Stack Sizes • Adjustments

Stack Depth Strategy in PLO6

By Aditya Sarkar  |  PLO6 Lab  |  6 min read

Stack depth is one of the most underappreciated adjustments in PLO6. The same hand that plays as a clear 3-bet pre-flop at 100 big blinds becomes a flat-call or fold at 25 big blinds. Stack depth changes the nature of every decision, from pre-flop hand selection to post-flop aggression levels.

Short Stack PLO6 (Under 40 Big Blinds)

At short stack depths, implied odds collapse. The value of speculative hands, wrap draws, suited hands, small rundowns, decreases dramatically because there aren't enough chips behind to justify the investment. Short stack PLO6 is fundamentally about playing made hands and avoiding marginal drawing situations.

  • Prioritise hands with immediate high-card value: aces, kings, high pairs.
  • Avoid speculative holdings that need implied odds to be profitable.
  • Look for high-equity spots to get stacks in early (pre-flop or flop).
  • Position matters less, commit with your best hands and fold marginal spots.

Mid-Stack PLO6 (40–100 Big Blinds)

The mid-stack range is where most live PLO6 pots are played.
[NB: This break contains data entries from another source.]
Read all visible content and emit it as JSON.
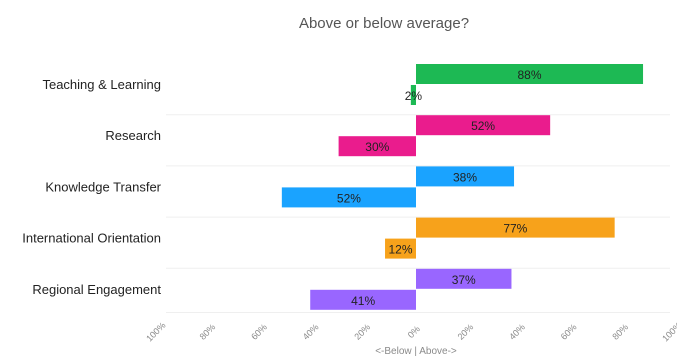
{
  "chart_data": {
    "type": "bar",
    "orientation": "horizontal",
    "title": "Above or below average?",
    "xlabel": "<-Below | Above->",
    "xlim": [
      -100,
      100
    ],
    "x_ticks": [
      "100%",
      "80%",
      "60%",
      "40%",
      "20%",
      "0%",
      "20%",
      "40%",
      "60%",
      "80%",
      "100%"
    ],
    "grid": true,
    "categories": [
      {
        "name": "Teaching & Learning",
        "color": "#1db954",
        "bars": [
          {
            "value": 88,
            "label": "88%"
          },
          {
            "value": -2,
            "label": "2%"
          }
        ]
      },
      {
        "name": "Research",
        "color": "#ea1c8d",
        "bars": [
          {
            "value": 52,
            "label": "52%"
          },
          {
            "value": -30,
            "label": "30%"
          }
        ]
      },
      {
        "name": "Knowledge Transfer",
        "color": "#1aa3ff",
        "bars": [
          {
            "value": 38,
            "label": "38%"
          },
          {
            "value": -52,
            "label": "52%"
          }
        ]
      },
      {
        "name": "International Orientation",
        "color": "#f7a21b",
        "bars": [
          {
            "value": 77,
            "label": "77%"
          },
          {
            "value": -12,
            "label": "12%"
          }
        ]
      },
      {
        "name": "Regional Engagement",
        "color": "#9966ff",
        "bars": [
          {
            "value": 37,
            "label": "37%"
          },
          {
            "value": -41,
            "label": "41%"
          }
        ]
      }
    ]
  }
}
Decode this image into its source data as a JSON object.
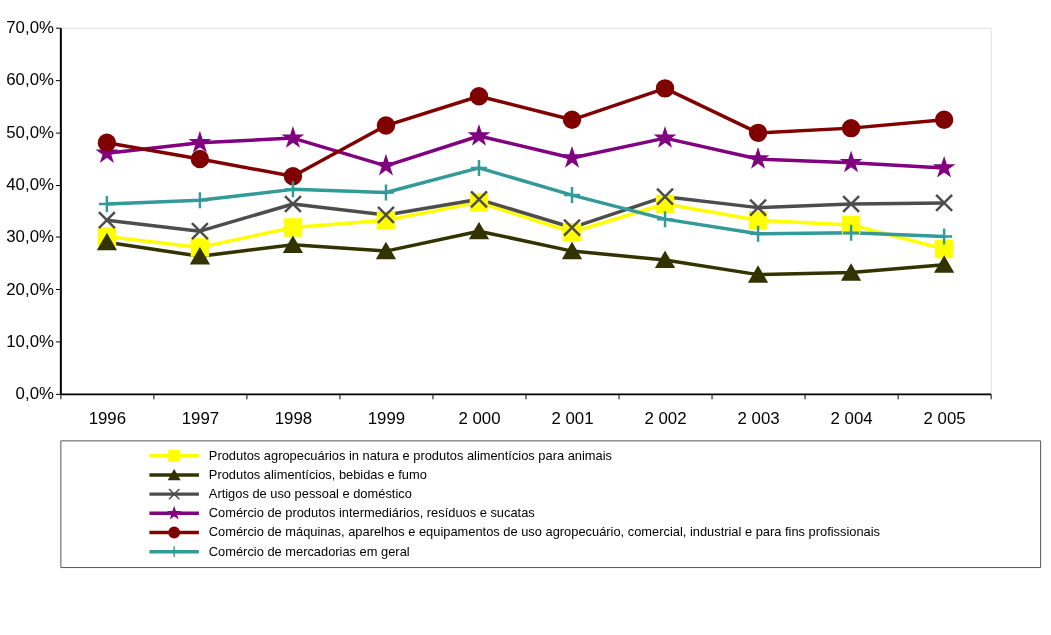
{
  "chart_data": {
    "type": "line",
    "categories": [
      "1996",
      "1997",
      "1998",
      "1999",
      "2 000",
      "2 001",
      "2 002",
      "2 003",
      "2 004",
      "2 005"
    ],
    "ylim": [
      0,
      70
    ],
    "yticks": [
      {
        "value": 0,
        "label": "0,0%"
      },
      {
        "value": 10,
        "label": "10,0%"
      },
      {
        "value": 20,
        "label": "20,0%"
      },
      {
        "value": 30,
        "label": "30,0%"
      },
      {
        "value": 40,
        "label": "40,0%"
      },
      {
        "value": 50,
        "label": "50,0%"
      },
      {
        "value": 60,
        "label": "60,0%"
      },
      {
        "value": 70,
        "label": "70,0%"
      }
    ],
    "grid": false,
    "legend": "bottom",
    "series": [
      {
        "name": "Produtos agropecuários in natura e produtos alimentícios para animais",
        "color": "#ffff00",
        "marker": "square",
        "values": [
          30.1,
          28.0,
          31.8,
          33.2,
          36.6,
          30.9,
          36.3,
          33.2,
          32.3,
          27.7
        ]
      },
      {
        "name": "Produtos alimentícios, bebidas e fumo",
        "color": "#333300",
        "marker": "triangle",
        "values": [
          29.0,
          26.3,
          28.5,
          27.3,
          31.1,
          27.3,
          25.6,
          22.8,
          23.2,
          24.7
        ]
      },
      {
        "name": "Artigos de uso pessoal e doméstico",
        "color": "#4d4d4d",
        "marker": "x",
        "values": [
          33.2,
          31.1,
          36.3,
          34.2,
          37.2,
          31.8,
          37.7,
          35.6,
          36.3,
          36.5
        ]
      },
      {
        "name": "Comércio de produtos intermediários, resíduos e sucatas",
        "color": "#800080",
        "marker": "star",
        "values": [
          46.0,
          48.0,
          48.9,
          43.6,
          49.3,
          45.1,
          48.9,
          44.9,
          44.2,
          43.2
        ]
      },
      {
        "name": "Comércio de máquinas, aparelhos e equipamentos de uso agropecuário, comercial, industrial e para fins profissionais",
        "color": "#800000",
        "marker": "circle",
        "values": [
          48.0,
          44.9,
          41.6,
          51.3,
          56.9,
          52.4,
          58.4,
          49.9,
          50.8,
          52.4
        ]
      },
      {
        "name": "Comércio de mercadorias em geral",
        "color": "#339999",
        "marker": "cross",
        "values": [
          36.3,
          37.0,
          39.1,
          38.5,
          43.2,
          38.0,
          33.4,
          30.6,
          30.8,
          30.1
        ]
      }
    ]
  }
}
Here, implied odds are present but not infinite. Drawing hands have value, but you need to be selective about which draws to invest in. This is where understanding pot odds, semi-bluffing, and disciplined hand selection matter most.

My approach at 50/100: At mid-stack depths I focus heavily on position and pre-flop hand selection. With 60–80 BBs effective, getting the money in with a wrap plus flush draw vs. a set is slightly ahead, but the situation must be found, not manufactured.

Deep Stack PLO6 (100+ Big Blinds)

Deep stacks are where PLO6 becomes its most complex and most profitable form. Implied odds are enormous, flopping a wrap draw with 200 BBs behind means potential payouts that justify significant early investment. Hand selection opens up to include more speculative but connected holdings.

  • Rundowns (consecutive connected cards) increase in value significantly.
  • Double-suited hands become more valuable due to potential nut flush profits.
  • Bluffing range widens because the threat of later streets carries more weight.
  • Position becomes critically important, acting last gives you enormous leverage.

Adjusting Bet Sizing to Stack Depth

Your bet sizing should reflect stack-to-pot ratios. At deep stacks, smaller flop bets set up larger turn and river bets, you're building over three streets. At short stacks, pot-sized bets on the flop often commit so much of the effective stack that turn and river decisions become trivial. Understanding these ratios prevents you from "accidentally" committing with marginal hands.

Re-Buying and Stack Management

In cash PLO6, always top up to the maximum allowed stack when you fall below 80 BBs. Short stacks limit your ability to extract value from made hands and reduce the full game you're capable of playing. Keeping a full stack is itself a positive EV discipline.